La science a révélé à l’esprit moderne un monde dont l’antiquité ne s’était pas doutée. Celle-ci avait parlé avec grandeur, avec éloquence de l’ordre universel, sans en connaître les lois, ni les principes élémentaires. Il n’y a rien de vil dans la maison de Jupiter, avait dit un de ses sages les plus renommés ; mais il fallait les enseignemens de la science, surtout dans les deux derniers siècles, pour juger de la vérité de cette belle pensée. Oui, tout est bon, tout est beau, tout est grand, dans cet immense univers, pour qui le contemple à la lumière des notions scientifiques, soit dans l’ensemble de ses grandes masses, soit dans le détail de ses atomes. Partout, en effet, l’ordre se manifeste, et là où paraît l’ordre, éclatent la bonté, la beauté, la grandeur des œuvres. Il y a deux genres de progrès qui n’ont manqué ni l’un ni l’autre au travail de la science. En même temps qu’elle a observé les faits, elle a découvert les lois. Si elle s’étend de plus en plus, par la variété croissante de ses expériences, elle s’élève de plus en plus par la généralité de ses théories. Pendant que la physique est en voie de ramener aux lois mécaniques du mouvement les lois de la lumière, de la chaleur, de l’électricité, du magnétisme, la chimie ne désespère point de réduire la loi des affinités à une loi plus générale qui ferait revivre, dans de nouvelles conditions, cette vieille hypothèse de l’unité de composition tant rêvée et jamais démontrée par l’alchimie du moyen âge. Ne va-t-elle pas plus loin encore ? Cet ordre du monde fondé sur le concours d’atomes séparés entre eux par le vide ne satisfait qu’une école de savans, l’école atomistique, à laquelle manque le sentiment de l’unité. On se demande plus que jamais, dans le monde savant, si c’est là le dernier mot de la science sur l’ordre cosmique, si le vide n’est pas comme le néant, un mot vide de sens, si le monde n’est pas plein d’êtres, si, en un mot, l’être universel ne serait pas une vérité scientifique.

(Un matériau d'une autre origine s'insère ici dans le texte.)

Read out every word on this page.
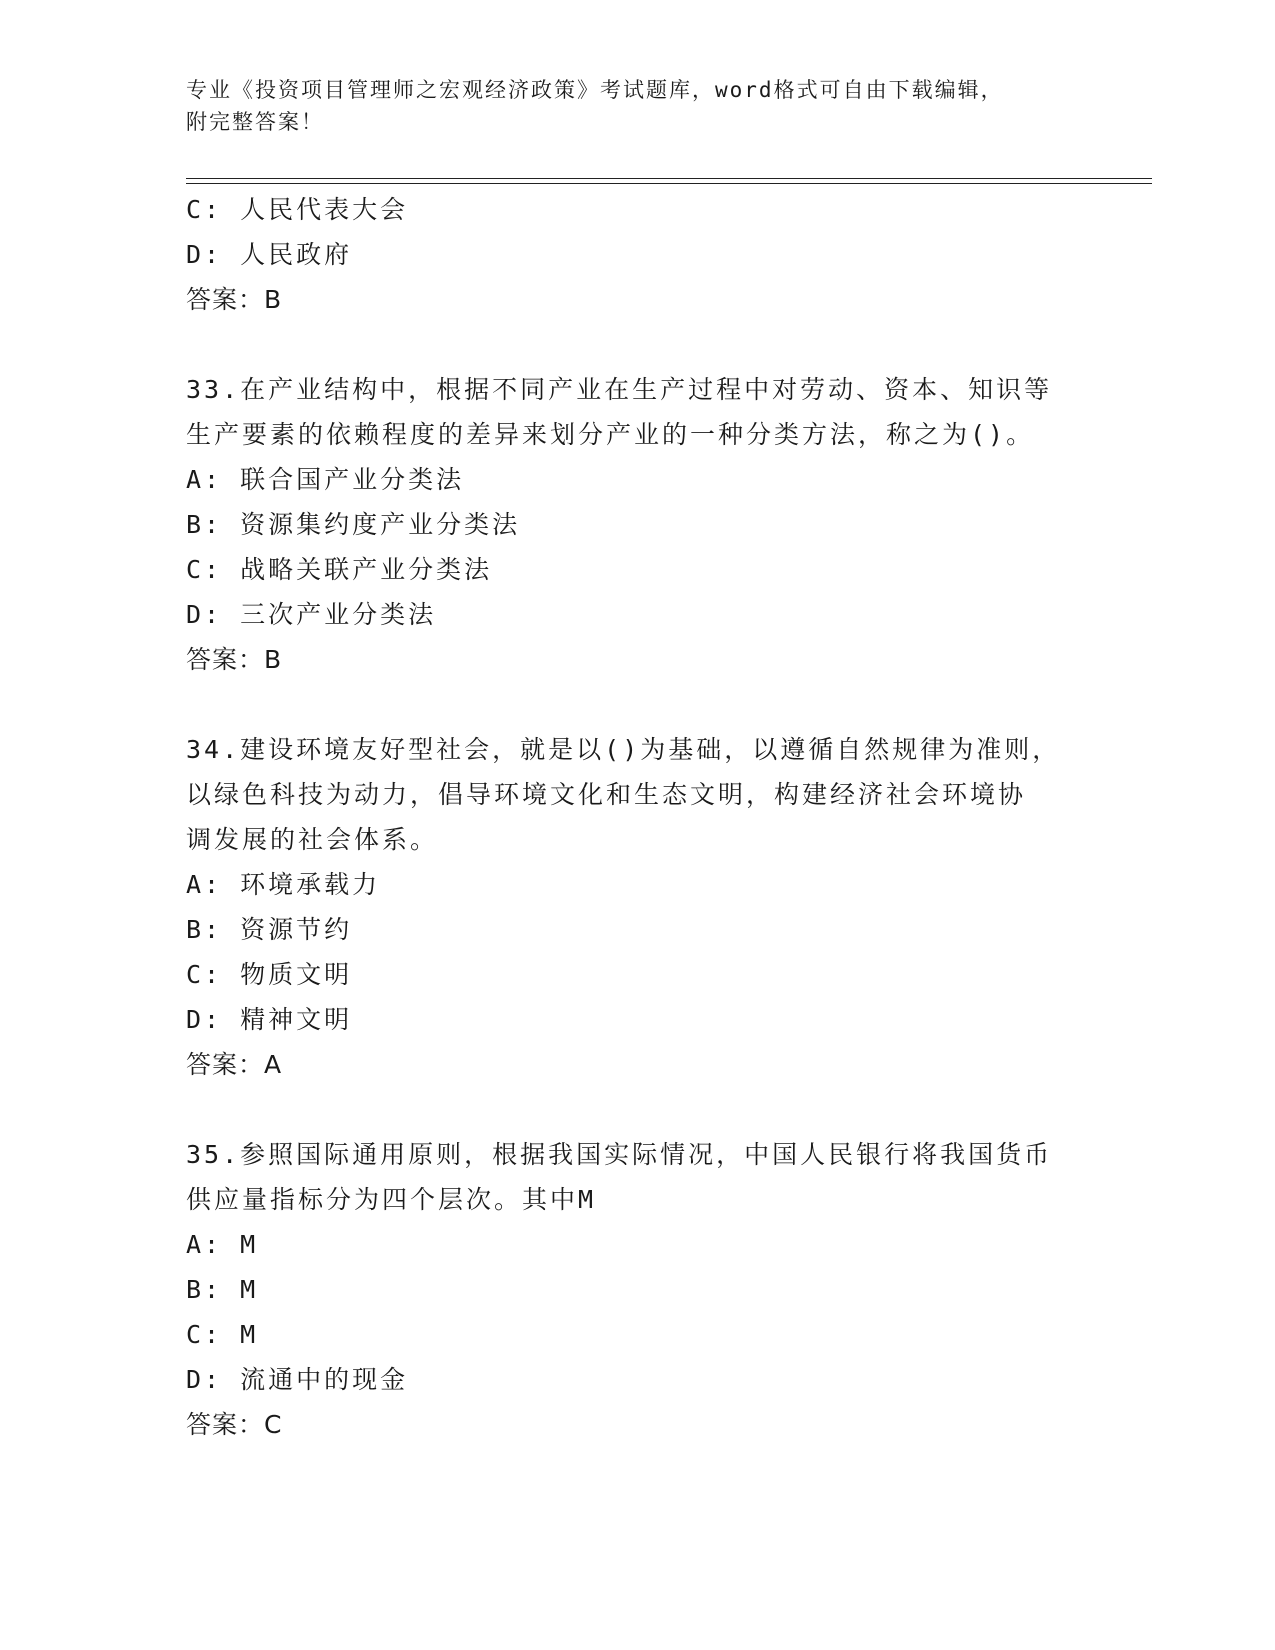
专业《投资项目管理师之宏观经济政策》考试题库，word格式可自由下载编辑，
附完整答案！
C: 人民代表大会
D: 人民政府
答案：B
33.在产业结构中，根据不同产业在生产过程中对劳动、资本、知识等
生产要素的依赖程度的差异来划分产业的一种分类方法，称之为()。
A: 联合国产业分类法
B: 资源集约度产业分类法
C: 战略关联产业分类法
D: 三次产业分类法
答案：B
34.建设环境友好型社会，就是以()为基础，以遵循自然规律为准则，
以绿色科技为动力，倡导环境文化和生态文明，构建经济社会环境协
调发展的社会体系。
A: 环境承载力
B: 资源节约
C: 物质文明
D: 精神文明
答案：A
35.参照国际通用原则，根据我国实际情况，中国人民银行将我国货币
供应量指标分为四个层次。其中M
A: M
B: M
C: M
D: 流通中的现金
答案：C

L’hypothèse s’accrédite de plus en plus d’une matière impondérable, l’éther, véhicule nécessaire de la transmission de la lumière, comblant tous les vides que l’imagination se représente entre les particules de la matière pondérable ; et c’est ainsi que la science tend à faire du monde un tout absolument continu, une sorte d’unité cosmique.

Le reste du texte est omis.